SEBI’s Consultation on InvIT & REIT Regulations: Key Proposals and Impact Analysis

On February 5, 2026, the Securities and Exchange Board of India (SEBI) released a Consultation Paper proposing targeted changes to the SEBI (Real Estate Investment Trusts) Regulations, 2014 (REIT Regulations) and the SEBI (Infrastructure Investment Trusts) Regulations, 2014 (InvIT Regulations).

The Paper originates from SEBI’s Department of Debt and Hybrid Securities and reflects inputs from the Indian REITs Association (IRA), Bharat InvITs Association (BIA), and the Hybrid Securities Advisory Committee (HYSAC). Stakeholder comments were invited up to February 26, 2026.

The proposed reforms seek to address four specific friction points that have emerged as REITs and InvITs in India have evolved into mainstream capital market instruments:

  1. Treatment of special purpose vehicles (SPVs) once a PPP concession ends.
  2. Overly restrictive criteria for liquid mutual fund investments by REITs and InvITs.
  3. Unequal regulatory treatment of greenfield exposure between public and private InvITs.
  4. Unclear regulatory boundaries around the use of borrowings when Net Borrowings cross 49% of asset value.

Each of these issues has direct consequences for how InvITs and REITs structure transactions, manage portfolios, and deploy capital across the lifecycle of infrastructure and real estate assets.

Regulatory Context: Investment Framework for REITs and InvITs

REITs and InvITs are governed by a calibrated investment regime which balances investor protection with operational flexibility. Both frameworks impose:

  • A core investment requirement that at least 80% of the value of assets must be deployed in specified qualifying assets (e.g., completed and revenue-generating projects or eligible infrastructure projects).
  • A residual 20% allowance for other prescribed categories of investments, such as liquid instruments, certain equity or debt exposures, and, in the case of public InvITs, limited greenfield exposure.

While this structure was originally crafted to lend predictability and stability to these products, practical experience has highlighted certain rigidities, notably:

  1. SPVs after concession expiry: When PPP projects revert to the concessioning authority, the holding entities cease to meet the technical SPV definition despite continuing legal, tax, and contractual obligations.
  2. Narrow liquid fund universe: High credit risk thresholds for mutual fund investments led to over-concentration in a very small subset of liquid schemes.
  3. Greenfield access gap: Public InvITs could invest up to 10% in greenfield assets, while private InvITs—ironically catering to more sophisticated investors—were denied similar flexibility.
  4. **Ambiguity on “development” for borrowings above 49%😗* Absence of a precise regulatory meaning for “development of infrastructure projects” raised question marks over refinancing, capex and major maintenance spending.

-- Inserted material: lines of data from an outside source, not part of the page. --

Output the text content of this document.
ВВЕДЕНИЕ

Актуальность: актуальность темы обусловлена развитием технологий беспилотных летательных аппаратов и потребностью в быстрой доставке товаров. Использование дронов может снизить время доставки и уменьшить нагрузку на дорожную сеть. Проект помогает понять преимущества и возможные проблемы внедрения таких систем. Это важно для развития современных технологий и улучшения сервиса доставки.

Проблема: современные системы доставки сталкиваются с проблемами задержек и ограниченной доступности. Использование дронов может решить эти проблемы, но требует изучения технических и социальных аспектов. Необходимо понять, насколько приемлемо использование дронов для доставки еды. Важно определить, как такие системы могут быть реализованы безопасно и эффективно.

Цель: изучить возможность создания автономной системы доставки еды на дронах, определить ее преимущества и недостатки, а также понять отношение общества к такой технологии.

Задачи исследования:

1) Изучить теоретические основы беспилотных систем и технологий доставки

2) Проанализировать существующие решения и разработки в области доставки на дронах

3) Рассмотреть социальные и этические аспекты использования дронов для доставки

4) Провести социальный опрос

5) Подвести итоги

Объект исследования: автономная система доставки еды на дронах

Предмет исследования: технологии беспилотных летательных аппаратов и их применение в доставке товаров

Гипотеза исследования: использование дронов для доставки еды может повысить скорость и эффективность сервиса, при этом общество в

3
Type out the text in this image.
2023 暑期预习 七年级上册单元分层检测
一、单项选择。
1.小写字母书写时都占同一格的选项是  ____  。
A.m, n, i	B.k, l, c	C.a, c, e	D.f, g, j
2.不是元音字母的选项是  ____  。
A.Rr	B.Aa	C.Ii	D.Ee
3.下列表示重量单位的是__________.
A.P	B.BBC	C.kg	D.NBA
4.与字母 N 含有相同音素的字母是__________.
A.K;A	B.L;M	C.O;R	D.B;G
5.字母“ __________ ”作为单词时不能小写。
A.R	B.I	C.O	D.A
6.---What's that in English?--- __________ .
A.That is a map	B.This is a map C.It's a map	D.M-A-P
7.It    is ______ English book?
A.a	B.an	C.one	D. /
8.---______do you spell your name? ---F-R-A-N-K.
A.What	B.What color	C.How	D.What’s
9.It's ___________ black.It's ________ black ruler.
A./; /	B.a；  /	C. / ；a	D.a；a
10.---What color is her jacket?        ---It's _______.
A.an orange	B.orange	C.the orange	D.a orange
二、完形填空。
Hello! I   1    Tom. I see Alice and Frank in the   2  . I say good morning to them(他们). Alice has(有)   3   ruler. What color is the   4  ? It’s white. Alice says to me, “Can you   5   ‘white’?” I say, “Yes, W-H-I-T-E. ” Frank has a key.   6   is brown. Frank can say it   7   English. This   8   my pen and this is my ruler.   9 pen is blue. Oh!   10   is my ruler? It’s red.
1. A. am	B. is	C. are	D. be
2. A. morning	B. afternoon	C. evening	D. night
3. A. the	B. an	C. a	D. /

The Consultation Paper tackles these four issues through discrete but inter-linked proposals.

1. Post-Concession SPV Status for InvITs

Existing Issue

Under the InvIT framework, an SPV is defined in Regulation 2(1)(zy) as an entity that holds at least 90% of its assets directly in infrastructure projects. In PPP arrangements, on concession expiry or termination, the project often reverts to the concessioning authority. At that point:

  • The project drops off the SPV’s balance sheet.
  • The SPV technically no longer qualifies as an SPV under the InvIT Regulations.

However, winding up such entities immediately is rarely feasible. SPVs may still be dealing with:

  • Income Tax or GST assessments,
  • Pending disputes and arbitration,
  • Defect liability obligations,
  • Statutory compliances or residual contractual exposures.

This left InvITs with a structural dilemma: they were required to continue holding equity in entities that no longer fulfilled the regulatory SPV criteria, but could not be dissolved in practice.

Proposed Change

SEBI has proposed an amendment to the definition of SPV in Regulation 2(1)(zy) to ensure that an entity which had earlier qualified as an SPV does not immediately lose that status merely because the PPP concession has ended, subject to certain conditions and enhanced disclosures.

The key elements of the proposal are:

  1. SPV status retention with conditions

    • Expiry or termination of the concession agreement would not, by itself, disqualify the company or LLP as an SPV.
    • This relief would apply only where the Investment Manager follows a structured exit or transition plan.
  2. Mandatory exit or redeployment within a defined period
    The Investment Manager would be required, within one year from the later of the following events, to:

    • Exit the investment (sale, liquidation, or winding up); or
    • Acquire a new infrastructure project within the same SPV or through an appropriate restructuring.